Objective. Palm and palm olein (PO) oils are used in some infant formula fat blends to match the fatty acid profile of human milk, but their presence has been shown to lower calcium and fat absorption. We aimed to determine if the reported differences in calcium absorption could affect skeletal development by comparing bone mineral accretion in healthy term infants fed a milk-based formula with (PMF) or without PO.

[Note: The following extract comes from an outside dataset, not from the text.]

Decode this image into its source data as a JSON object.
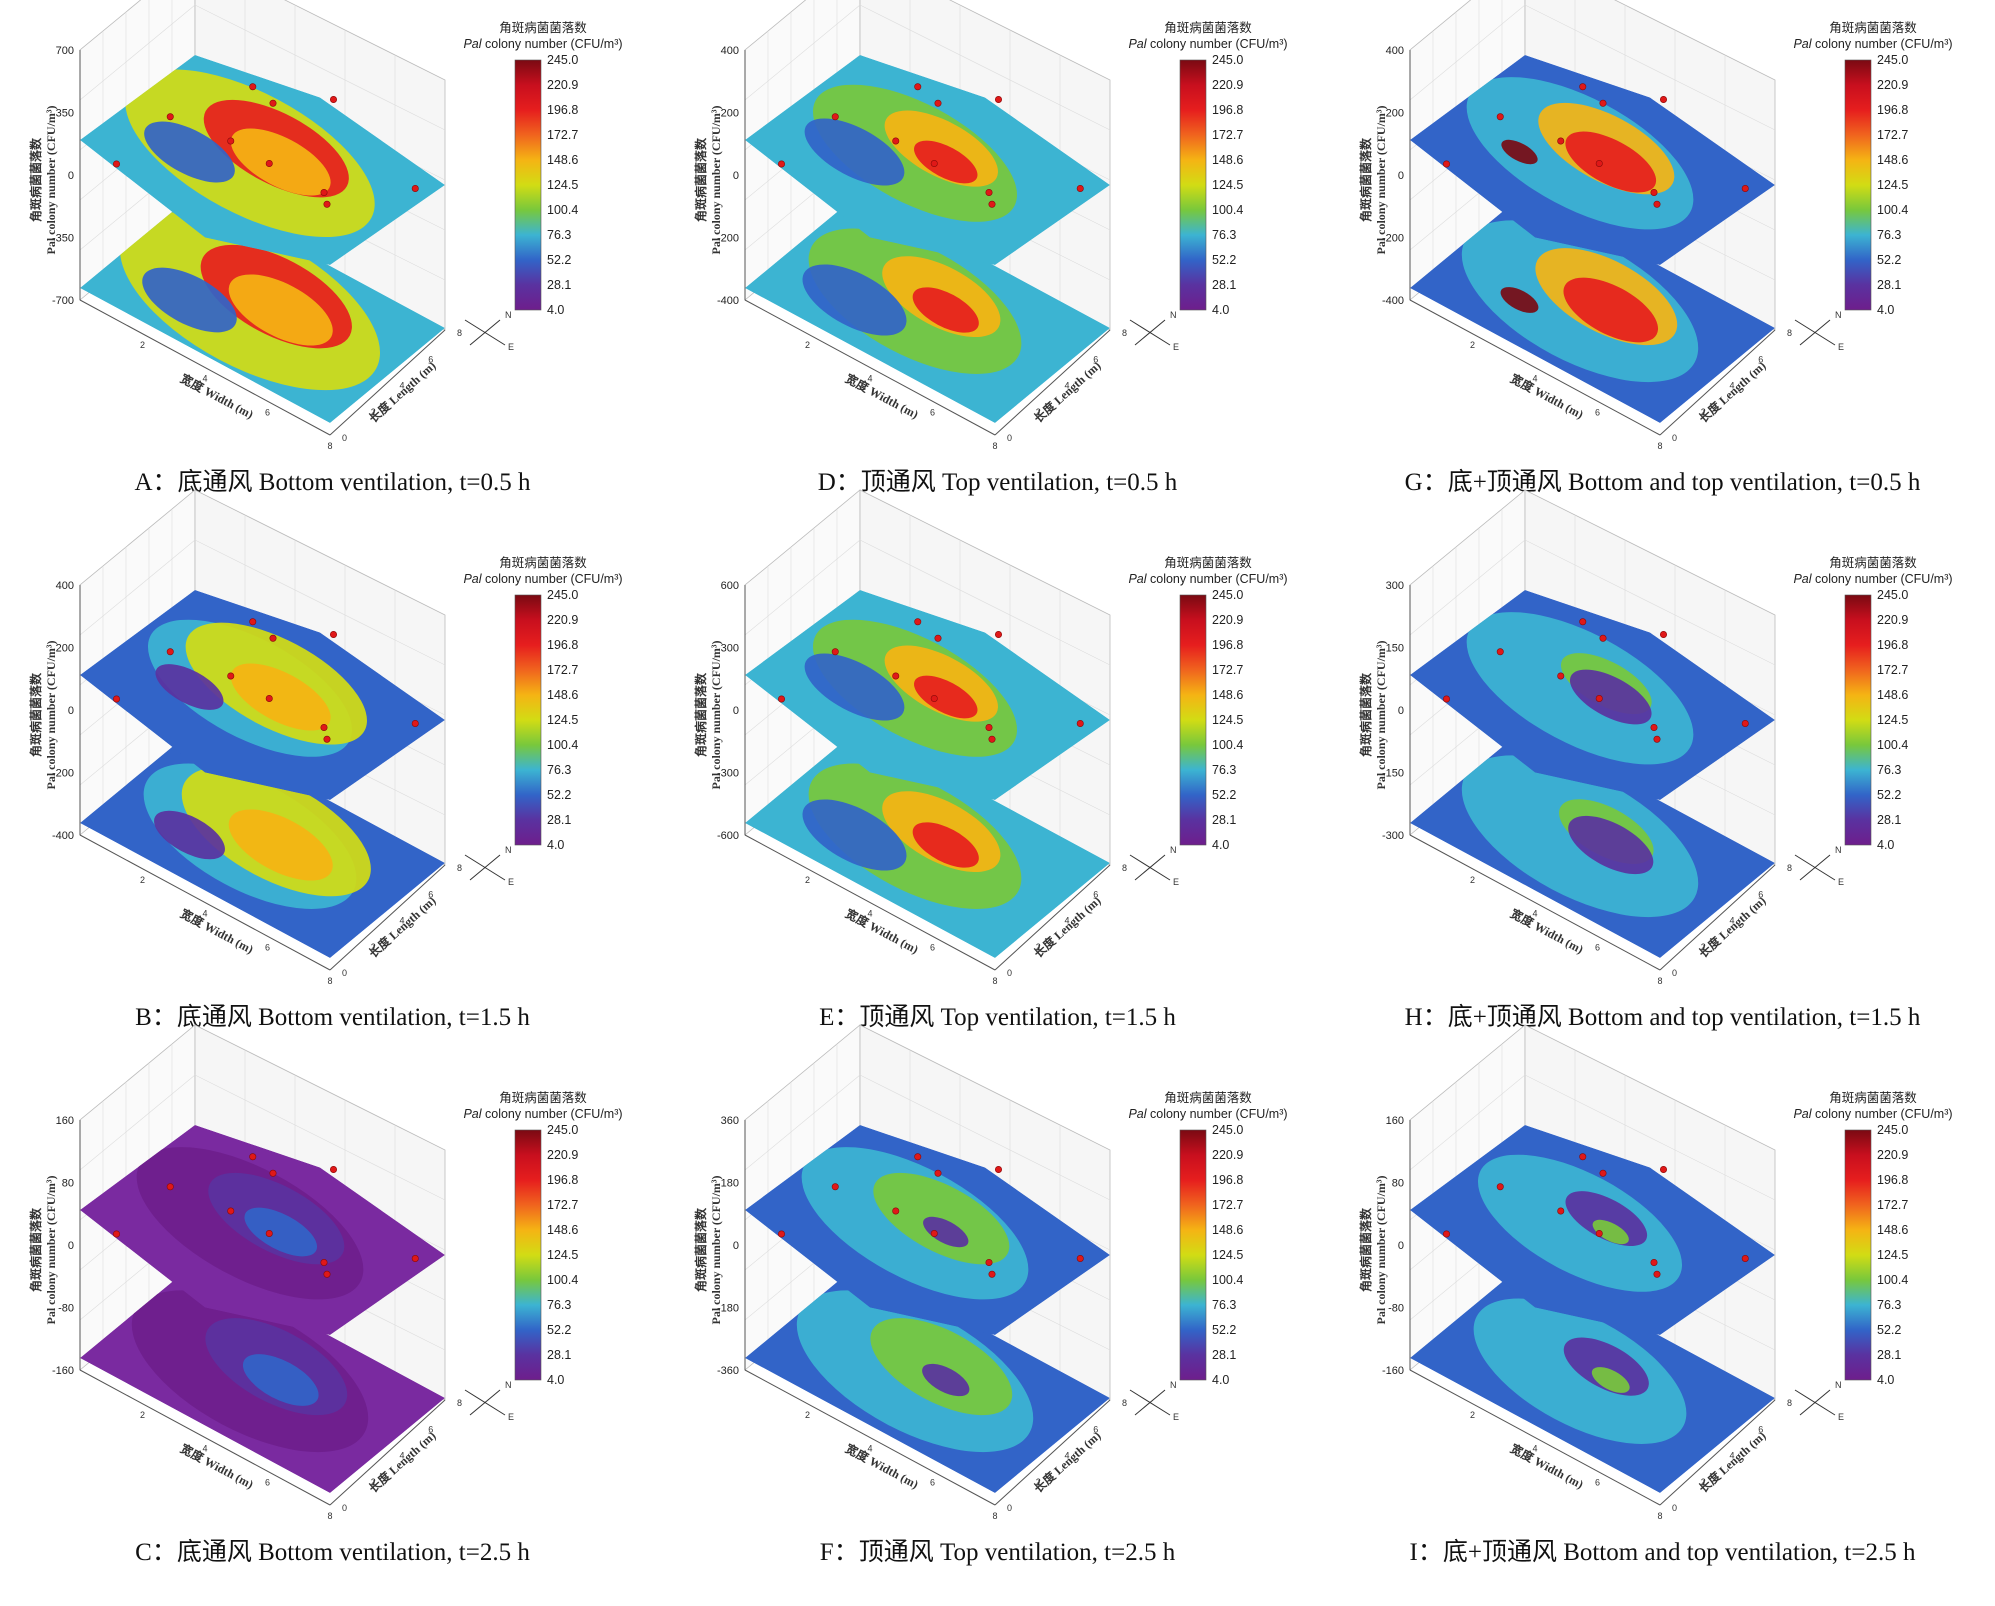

Methods. Whole body bone mineralization was evaluated in healthy term infants fed 1 of 2 coded, commercially available, ready-to-feed infant formulas in a randomized, double-blind, parallel study. Subjects were fed either 1) PMF formula (Enfamil with iron; Mead Johnson Division of Bristol Myers, Evansville, IN; N = 63) containing PO/coconut/soy/high-oleic sunflower oils (45/20/20/15% oil); or 2) milk-based formula without PO (Similac with iron; Ross Products Division Abbott Laboratories, Columbus, OH; N = 65), containing high-oleic safflower/coconut/soy oils (40/30/30% oil) from enrollment by 2 weeks after birth until 6 months. Anthropometrics and formula intake were determined monthly; total body bone mineral content (BMC) and bone mineral density (BMD) were measured at baseline, 3, and 6 months of age using dual energy x-ray absorptiometry.
Results. Intent-to-treat analyses indicated no significant differences between feeding groups in weight, length, head circumference, or formula intake throughout the study. BMC and BMD were not different at baseline but repeated measures analyses show that infants fed PMF had significantly lower BMC and BMD at 3 and 6 months.
Conclusions. Healthy term infants fed a formula containing PO as the predominant oil in the fat blend had significantly lower BMC and BMD than those fed a formula without PO. The inclusion of PO in infant formula at levels needed to provide a fatty acid profile similar to that of human milk leads to lower bone mineralization.